Watermark3D promises to secretly watermark any .stl file without affecting geometry… but does it work, word it work on the polypros, and can it be defeated?
1 Like
Did a little byte level analysis of two files via ipython with numpy-stl and hexdiff.
For the test I used https://www.thingiverse.com/thing:2186154 and the watermark of (c)2017 dwightaspencer.com. All rights reserved (disclaimer: clearly neither, I nor Doug are claiming a copyright on the original logo and I’m not keeping or publishing the resulting files from testing so no copyright claim on Doug’s original stl is being made at any point, only used a bit of text that i have a gpg hash of plus can quickly know by eye and memory for the binary values.)
From what I can see they change the original header by nulling out the first 79 bytes and then change bytes 81 and 82 which is the 32 bit unsigned integer for how many vectors are in the file.
Test file has 3859808256 vertex:
0x80: e6 10 00 00
vs watermarked3d file’s 171245568 vertex:
0x80: 0a 35 00 00
That’s a difference of 3688562688 vertices. Clearly there’s a bit of steganography going on here. After scrolliing through the binary section for the mesh I’m seeing areas from the diff that are ascii values. These values are not clearly one to one of my text but are there. It also appears that after a few of the original vertices theirs a few paired new ones. Plus the attribute byte on a few of them are changed too. So they’re padding vertices for the sake of hiding ascii values inside binary vectors and adding a checksum via attribute bytes, cool.
This does continue on for a bit in the rest of the file and at the end of the origin file segment there seems to be a lot more vectors but these do not show up to be regular vectors since the values repeat with a few minor variation but the big tell is a 4 byte stream that contently shows up c1 3333 cb followed by 8 bytes of data.

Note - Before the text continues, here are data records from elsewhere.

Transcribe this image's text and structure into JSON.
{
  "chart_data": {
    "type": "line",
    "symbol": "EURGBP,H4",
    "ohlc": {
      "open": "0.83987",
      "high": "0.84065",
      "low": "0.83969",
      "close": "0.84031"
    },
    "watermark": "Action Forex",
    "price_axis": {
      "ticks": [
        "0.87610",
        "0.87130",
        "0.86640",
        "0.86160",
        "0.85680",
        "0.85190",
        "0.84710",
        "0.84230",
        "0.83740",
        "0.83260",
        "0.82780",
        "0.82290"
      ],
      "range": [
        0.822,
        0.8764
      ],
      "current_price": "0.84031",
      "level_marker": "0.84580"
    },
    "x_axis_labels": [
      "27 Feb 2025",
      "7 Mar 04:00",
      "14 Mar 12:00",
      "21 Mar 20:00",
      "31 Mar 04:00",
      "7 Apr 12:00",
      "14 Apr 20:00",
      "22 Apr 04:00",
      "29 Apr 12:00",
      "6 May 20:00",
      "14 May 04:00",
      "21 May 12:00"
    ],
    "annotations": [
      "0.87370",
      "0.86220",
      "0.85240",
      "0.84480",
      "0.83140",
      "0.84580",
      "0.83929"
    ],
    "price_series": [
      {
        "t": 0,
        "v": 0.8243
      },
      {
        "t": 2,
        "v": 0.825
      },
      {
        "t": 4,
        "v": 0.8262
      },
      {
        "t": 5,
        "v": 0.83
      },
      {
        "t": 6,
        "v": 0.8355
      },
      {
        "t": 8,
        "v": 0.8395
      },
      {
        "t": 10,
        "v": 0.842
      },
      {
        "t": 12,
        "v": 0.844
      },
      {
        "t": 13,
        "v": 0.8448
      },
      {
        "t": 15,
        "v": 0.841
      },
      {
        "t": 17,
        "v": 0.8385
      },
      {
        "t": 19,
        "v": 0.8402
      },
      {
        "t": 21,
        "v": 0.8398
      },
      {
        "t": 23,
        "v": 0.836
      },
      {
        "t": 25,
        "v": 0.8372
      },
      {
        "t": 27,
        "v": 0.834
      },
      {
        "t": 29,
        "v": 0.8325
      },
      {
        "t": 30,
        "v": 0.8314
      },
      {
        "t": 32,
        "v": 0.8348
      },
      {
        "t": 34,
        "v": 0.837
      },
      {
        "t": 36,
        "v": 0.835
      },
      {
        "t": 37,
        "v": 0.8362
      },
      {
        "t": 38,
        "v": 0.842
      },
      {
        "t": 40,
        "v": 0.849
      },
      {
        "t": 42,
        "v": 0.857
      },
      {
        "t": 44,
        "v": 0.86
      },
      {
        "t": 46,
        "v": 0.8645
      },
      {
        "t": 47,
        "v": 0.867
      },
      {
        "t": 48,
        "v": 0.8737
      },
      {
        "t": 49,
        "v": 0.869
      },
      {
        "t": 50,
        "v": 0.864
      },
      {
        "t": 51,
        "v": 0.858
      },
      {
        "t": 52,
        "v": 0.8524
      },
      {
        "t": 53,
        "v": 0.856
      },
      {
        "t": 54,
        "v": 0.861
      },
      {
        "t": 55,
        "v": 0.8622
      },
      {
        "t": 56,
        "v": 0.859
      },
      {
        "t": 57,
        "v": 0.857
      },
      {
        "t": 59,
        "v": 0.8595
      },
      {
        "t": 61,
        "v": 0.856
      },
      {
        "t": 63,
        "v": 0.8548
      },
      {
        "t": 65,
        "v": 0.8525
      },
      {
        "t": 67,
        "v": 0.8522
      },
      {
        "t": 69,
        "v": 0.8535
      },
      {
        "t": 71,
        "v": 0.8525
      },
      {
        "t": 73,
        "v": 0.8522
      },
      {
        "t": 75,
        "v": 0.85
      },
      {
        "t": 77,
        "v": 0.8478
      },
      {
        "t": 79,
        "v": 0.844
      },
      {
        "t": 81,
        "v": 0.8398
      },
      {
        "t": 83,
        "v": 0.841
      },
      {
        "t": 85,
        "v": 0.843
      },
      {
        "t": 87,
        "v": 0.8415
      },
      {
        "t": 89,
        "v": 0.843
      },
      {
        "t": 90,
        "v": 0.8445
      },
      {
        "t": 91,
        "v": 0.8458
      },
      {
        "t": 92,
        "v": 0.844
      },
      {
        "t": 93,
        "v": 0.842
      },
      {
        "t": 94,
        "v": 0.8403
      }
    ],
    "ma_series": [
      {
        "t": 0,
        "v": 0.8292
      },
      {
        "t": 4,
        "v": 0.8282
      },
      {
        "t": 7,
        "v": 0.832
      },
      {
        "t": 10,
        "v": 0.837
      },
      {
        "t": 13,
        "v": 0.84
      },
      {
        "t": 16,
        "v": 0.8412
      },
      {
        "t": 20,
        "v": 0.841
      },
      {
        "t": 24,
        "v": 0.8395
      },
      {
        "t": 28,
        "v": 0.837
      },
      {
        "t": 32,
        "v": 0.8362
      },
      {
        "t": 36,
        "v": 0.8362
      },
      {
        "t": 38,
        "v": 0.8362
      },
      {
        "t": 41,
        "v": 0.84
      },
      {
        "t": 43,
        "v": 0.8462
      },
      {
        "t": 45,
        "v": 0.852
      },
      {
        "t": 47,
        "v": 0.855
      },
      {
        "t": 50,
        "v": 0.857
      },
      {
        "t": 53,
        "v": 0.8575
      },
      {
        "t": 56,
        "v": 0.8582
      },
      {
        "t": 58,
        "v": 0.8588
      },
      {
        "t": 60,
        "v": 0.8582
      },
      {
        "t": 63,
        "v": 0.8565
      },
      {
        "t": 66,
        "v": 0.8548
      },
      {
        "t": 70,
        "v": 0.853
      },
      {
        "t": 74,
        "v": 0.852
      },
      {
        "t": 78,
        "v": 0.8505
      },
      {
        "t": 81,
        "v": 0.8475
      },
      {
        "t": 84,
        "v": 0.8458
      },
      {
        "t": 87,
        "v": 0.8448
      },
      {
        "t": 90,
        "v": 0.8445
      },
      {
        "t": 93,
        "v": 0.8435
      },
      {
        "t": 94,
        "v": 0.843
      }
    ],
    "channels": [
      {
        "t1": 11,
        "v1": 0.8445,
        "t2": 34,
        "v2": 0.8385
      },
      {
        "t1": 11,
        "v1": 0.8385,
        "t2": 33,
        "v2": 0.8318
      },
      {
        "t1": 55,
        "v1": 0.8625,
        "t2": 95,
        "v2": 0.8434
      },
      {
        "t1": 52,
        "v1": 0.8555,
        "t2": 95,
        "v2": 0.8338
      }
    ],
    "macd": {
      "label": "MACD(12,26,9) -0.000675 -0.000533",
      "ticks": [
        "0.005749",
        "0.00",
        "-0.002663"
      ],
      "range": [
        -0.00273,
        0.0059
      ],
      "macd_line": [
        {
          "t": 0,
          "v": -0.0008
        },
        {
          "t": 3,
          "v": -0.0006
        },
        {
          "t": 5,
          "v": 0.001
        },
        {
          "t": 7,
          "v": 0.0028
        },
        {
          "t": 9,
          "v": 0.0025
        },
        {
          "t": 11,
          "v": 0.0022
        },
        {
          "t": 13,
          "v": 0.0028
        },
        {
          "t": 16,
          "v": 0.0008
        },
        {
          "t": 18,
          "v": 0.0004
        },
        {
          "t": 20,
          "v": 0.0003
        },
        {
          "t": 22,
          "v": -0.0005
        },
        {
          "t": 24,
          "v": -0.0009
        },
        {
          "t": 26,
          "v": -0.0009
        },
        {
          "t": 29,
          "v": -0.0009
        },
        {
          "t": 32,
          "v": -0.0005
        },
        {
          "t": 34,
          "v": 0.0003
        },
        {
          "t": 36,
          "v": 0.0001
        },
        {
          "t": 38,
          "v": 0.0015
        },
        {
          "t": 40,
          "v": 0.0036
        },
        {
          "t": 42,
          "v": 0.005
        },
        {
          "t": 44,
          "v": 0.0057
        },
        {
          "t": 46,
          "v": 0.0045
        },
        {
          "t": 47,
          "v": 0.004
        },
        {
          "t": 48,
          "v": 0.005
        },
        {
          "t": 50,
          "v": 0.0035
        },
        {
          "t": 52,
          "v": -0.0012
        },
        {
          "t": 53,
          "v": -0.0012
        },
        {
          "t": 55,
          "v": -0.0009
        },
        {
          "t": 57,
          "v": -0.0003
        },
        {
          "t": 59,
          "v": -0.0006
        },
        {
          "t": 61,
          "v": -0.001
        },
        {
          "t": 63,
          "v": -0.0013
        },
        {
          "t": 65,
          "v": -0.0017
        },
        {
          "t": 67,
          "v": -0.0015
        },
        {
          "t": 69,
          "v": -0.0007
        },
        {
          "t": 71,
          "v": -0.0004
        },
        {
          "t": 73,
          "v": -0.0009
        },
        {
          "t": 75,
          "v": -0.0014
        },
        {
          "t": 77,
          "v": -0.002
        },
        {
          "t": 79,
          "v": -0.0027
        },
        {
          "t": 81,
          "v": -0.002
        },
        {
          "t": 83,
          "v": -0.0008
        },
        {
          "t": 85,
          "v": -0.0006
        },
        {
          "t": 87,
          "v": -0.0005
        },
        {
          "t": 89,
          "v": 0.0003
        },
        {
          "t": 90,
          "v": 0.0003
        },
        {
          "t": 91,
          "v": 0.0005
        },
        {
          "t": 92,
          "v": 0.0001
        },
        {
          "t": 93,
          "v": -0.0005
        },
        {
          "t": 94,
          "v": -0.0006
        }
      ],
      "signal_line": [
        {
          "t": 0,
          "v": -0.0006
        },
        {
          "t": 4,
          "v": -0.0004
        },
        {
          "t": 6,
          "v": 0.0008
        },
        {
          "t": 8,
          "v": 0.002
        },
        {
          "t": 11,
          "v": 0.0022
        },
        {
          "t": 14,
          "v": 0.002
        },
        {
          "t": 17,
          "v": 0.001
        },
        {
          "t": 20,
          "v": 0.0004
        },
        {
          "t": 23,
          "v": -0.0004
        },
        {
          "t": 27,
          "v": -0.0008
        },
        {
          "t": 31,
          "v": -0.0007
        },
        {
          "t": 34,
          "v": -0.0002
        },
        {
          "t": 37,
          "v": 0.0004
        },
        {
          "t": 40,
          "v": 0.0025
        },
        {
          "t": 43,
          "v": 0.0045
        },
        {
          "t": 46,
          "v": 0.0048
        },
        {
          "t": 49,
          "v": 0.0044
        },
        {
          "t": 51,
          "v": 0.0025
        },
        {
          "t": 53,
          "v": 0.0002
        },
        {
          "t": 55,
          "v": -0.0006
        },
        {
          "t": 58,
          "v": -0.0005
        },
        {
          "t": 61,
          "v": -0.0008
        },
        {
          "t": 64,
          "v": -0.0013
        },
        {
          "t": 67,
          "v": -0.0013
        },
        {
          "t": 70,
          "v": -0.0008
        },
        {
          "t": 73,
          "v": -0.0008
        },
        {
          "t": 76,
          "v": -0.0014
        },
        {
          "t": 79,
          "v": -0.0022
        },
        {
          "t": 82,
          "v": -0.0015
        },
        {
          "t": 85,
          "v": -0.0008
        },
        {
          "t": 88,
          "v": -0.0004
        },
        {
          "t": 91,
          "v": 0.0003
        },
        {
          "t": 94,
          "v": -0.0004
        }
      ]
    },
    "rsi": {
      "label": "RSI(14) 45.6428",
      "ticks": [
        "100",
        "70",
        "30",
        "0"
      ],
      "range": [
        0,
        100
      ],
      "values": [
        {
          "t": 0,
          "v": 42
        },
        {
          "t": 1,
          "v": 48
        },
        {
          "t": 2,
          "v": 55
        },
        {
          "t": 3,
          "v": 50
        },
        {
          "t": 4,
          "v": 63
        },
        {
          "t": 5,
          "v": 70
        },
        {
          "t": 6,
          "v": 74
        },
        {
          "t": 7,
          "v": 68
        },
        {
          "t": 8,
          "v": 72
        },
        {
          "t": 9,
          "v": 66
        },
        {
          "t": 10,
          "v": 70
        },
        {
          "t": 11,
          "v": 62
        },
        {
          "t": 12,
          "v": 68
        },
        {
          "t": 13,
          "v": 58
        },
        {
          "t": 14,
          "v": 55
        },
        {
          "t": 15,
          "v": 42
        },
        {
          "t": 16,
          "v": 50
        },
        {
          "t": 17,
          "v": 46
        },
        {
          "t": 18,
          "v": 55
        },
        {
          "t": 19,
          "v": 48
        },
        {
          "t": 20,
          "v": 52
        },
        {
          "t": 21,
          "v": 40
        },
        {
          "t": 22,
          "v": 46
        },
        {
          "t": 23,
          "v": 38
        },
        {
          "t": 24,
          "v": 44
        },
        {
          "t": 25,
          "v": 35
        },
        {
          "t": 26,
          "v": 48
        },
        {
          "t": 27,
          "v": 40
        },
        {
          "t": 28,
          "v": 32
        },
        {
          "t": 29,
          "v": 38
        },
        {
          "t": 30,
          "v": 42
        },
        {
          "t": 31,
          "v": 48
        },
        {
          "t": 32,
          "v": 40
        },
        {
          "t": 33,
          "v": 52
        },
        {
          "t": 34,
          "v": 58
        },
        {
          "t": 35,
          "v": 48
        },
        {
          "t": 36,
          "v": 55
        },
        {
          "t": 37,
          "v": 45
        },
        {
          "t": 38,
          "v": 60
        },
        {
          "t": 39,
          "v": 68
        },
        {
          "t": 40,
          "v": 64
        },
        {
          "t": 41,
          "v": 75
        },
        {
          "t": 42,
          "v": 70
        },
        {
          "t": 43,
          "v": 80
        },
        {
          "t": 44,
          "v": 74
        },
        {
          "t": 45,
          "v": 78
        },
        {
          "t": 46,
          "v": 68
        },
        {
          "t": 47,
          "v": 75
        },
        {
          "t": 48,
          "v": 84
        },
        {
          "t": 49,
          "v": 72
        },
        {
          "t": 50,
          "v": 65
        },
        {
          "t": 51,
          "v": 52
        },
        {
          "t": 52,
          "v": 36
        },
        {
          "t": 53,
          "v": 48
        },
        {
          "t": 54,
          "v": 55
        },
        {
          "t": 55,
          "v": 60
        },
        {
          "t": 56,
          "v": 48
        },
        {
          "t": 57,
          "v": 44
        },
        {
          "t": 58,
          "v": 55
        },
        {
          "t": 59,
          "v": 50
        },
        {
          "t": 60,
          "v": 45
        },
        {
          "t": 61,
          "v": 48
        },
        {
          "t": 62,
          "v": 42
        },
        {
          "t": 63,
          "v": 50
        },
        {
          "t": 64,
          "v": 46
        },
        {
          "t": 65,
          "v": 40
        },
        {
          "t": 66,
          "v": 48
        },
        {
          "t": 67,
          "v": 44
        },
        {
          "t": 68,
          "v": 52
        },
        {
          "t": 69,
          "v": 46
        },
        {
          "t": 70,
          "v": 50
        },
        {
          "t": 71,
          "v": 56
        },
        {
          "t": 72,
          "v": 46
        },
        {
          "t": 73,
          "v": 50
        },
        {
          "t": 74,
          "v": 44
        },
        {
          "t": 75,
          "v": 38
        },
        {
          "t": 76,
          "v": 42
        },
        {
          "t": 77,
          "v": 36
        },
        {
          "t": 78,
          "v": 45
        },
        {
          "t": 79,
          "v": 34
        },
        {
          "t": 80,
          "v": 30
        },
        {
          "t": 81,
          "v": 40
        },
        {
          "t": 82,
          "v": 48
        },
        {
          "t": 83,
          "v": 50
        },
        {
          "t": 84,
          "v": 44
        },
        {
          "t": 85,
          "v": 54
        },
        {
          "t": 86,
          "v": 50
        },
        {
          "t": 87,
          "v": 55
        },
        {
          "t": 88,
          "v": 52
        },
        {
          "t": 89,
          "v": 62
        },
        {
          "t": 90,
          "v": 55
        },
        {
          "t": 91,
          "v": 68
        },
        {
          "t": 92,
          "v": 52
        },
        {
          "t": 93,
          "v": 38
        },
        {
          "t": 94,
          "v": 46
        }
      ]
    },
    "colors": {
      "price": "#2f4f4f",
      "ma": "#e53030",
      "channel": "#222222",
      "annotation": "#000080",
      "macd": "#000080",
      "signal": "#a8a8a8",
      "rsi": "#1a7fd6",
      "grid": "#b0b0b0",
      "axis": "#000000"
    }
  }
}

So the signature has been found c1 33 33 cb. If this is in the file then the app knows where to look and decode the next 8 bytes. At this point I’ll leave it to the next ingenious individual to do with as they please since today I’m wearing my white hat.
3 Likes
very nice. I may just use that service. thanks.
2 Likes
If I get the motivation then I might just make a better version that works with keybase and does nsa level stenography.
2 Likes
I thought a bit about this problem a while back, and realized a cool method would be to encode data by permutation of the order of vertices making up each triangle. No effect on file size or geometry, and if randomized beforehand and payload encrypted it should be pretty undetectable. But of course like any of these methods it could be stripped easily if you have a suspicion it exists.
1 Like
Interesting, though I would thing that it requires use of ECC algorithms and maybe an elliptic curve for the randomization.
IIRC, the order of the vertices is used with the “right-hand rule” to develop a normal to the surface indicating which way is “outside”.
If you flip the order (making an ABC/BCA/or CAB triangle into an ACB/CBA/or BAC triangle, you’ll reverse the face and potentially screw up the slicing algorithm.
Yup, but assuming you’ve defined a formula for ordering the vertices, you can distinguish between ABC, BCA and CAB which all have the same normal and produce the same geometry. So you can encode ~ 1.6 bits per triangle this way.
1 Like
So you can encode ~ 1.6 bits per triangle this way.
that would explain the rather large jump of 3688562688 vertices. Though if my math is right then that’s about 2.36 bytes which we’ll be missing a few since my text is 47 ASCII/UTF-8 bytes.
Sure with gzip compression one gets about a compression ratio of 73% but the results size is 66 bytes. So, thinking this over then if thier not directly encoding the string into the file then they’re putting an identifier and key of some sort and looking up the key in their backend.